Investors may get a choice between two rival philosophies.
The German company, which is the world’s biggest producer of chemicals, declined to comment on “speculation” to FORTUNE Monday, but the move, if confirmed, would give investors a radical alternative to the strategy thrashed out by the two U.S. companies under pressure from activist investors Nelson Peltz and Dan Loeb.
Under the plan unveiled by Dow and Dupont in December, the two companies would merge before breaking up into three companies focused respectively on agriculture, materials and ‘specialty’ areas like nutrition and health. The logic is that more focused companies can react more quickly and effectively to their markets’ needs, and strip out unnecessary costs more easily.
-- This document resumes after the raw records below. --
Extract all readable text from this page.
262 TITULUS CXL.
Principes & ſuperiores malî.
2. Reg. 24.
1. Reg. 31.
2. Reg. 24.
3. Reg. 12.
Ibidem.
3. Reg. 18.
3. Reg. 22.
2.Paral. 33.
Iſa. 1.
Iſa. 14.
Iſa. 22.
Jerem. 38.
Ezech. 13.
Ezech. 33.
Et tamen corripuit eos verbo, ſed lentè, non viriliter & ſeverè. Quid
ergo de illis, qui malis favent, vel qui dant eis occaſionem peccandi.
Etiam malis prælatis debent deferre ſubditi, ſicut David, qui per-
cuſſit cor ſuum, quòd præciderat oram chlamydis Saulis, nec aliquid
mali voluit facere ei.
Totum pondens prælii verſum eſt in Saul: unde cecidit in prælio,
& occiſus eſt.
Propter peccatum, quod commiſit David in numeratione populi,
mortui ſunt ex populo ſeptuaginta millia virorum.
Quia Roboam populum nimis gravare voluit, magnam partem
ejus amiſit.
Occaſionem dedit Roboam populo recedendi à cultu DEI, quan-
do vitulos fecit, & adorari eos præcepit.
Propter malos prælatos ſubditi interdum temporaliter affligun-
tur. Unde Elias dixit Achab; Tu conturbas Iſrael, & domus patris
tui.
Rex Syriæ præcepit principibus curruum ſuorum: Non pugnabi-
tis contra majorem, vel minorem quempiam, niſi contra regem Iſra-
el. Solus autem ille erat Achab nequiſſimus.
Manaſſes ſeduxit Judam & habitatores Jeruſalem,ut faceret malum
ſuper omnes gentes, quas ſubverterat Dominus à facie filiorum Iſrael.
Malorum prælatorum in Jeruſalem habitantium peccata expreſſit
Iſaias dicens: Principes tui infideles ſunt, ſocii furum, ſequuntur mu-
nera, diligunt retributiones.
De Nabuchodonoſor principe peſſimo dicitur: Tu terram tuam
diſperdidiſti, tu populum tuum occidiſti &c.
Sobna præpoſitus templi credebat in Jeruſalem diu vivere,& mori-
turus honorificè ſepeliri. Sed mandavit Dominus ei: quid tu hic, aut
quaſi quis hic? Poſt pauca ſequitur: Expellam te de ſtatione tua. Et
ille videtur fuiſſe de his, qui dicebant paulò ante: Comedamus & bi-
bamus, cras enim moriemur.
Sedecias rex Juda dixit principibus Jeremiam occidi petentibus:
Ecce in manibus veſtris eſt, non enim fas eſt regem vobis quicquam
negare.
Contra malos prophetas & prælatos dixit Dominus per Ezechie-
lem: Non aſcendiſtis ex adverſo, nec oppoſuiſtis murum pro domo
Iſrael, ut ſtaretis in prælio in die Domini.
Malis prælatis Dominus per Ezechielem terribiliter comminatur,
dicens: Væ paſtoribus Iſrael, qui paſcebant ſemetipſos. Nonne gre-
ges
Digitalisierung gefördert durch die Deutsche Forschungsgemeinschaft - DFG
The deal has attracted some criticism for focusing too much on short-term cash generation at the expense of long-term research.
By contrast, BASF is a company that believes very much in the old-fashioned conglomerate model, where advances in one division are used to cross-fertilize research in others, and where the different dynamics of its businesses are tolerated as something that stabilizes earnings over the longer-term. It’s also a vertically-integrated company with billions of dollars of capital tied up in an oil and gas subsidiary, Wintershall, that guarantees the company’s input of feedstock for its downstream operations (although it sold its natural gas trading and storage operations last year).
The size of BASF’s oil and gas business (last year, it contributed €13 billion in revenues out of a total of €70 billion) has been a major drag on earnings since the oil price collapsed in the second half of 2014, and the company’s shares hit a four-year low last month after it issued a drop in underlying profits this year due to a “volatile and challenging macroeconomic environment.”
BASF chief executive Kurt Bock had told Bloomberg last month that he had considered a deal in agricultural chemicals before the announcement of the Dow-Dupont merger, but had decided against it. DuPont’s regulatory filings show its chairman and CEO met with “a large, publicly traded chemical company” in November, shortly before announcing its deal with Dow.
BASF’s shares fell in early trading in Europe Monday in reaction to the report, on the perception that a bidding war for DuPont could get expensive. For a start, a successful bid would force DuPont to pay a breakup fee of $1.9 billion to Dow, according to Bloomberg.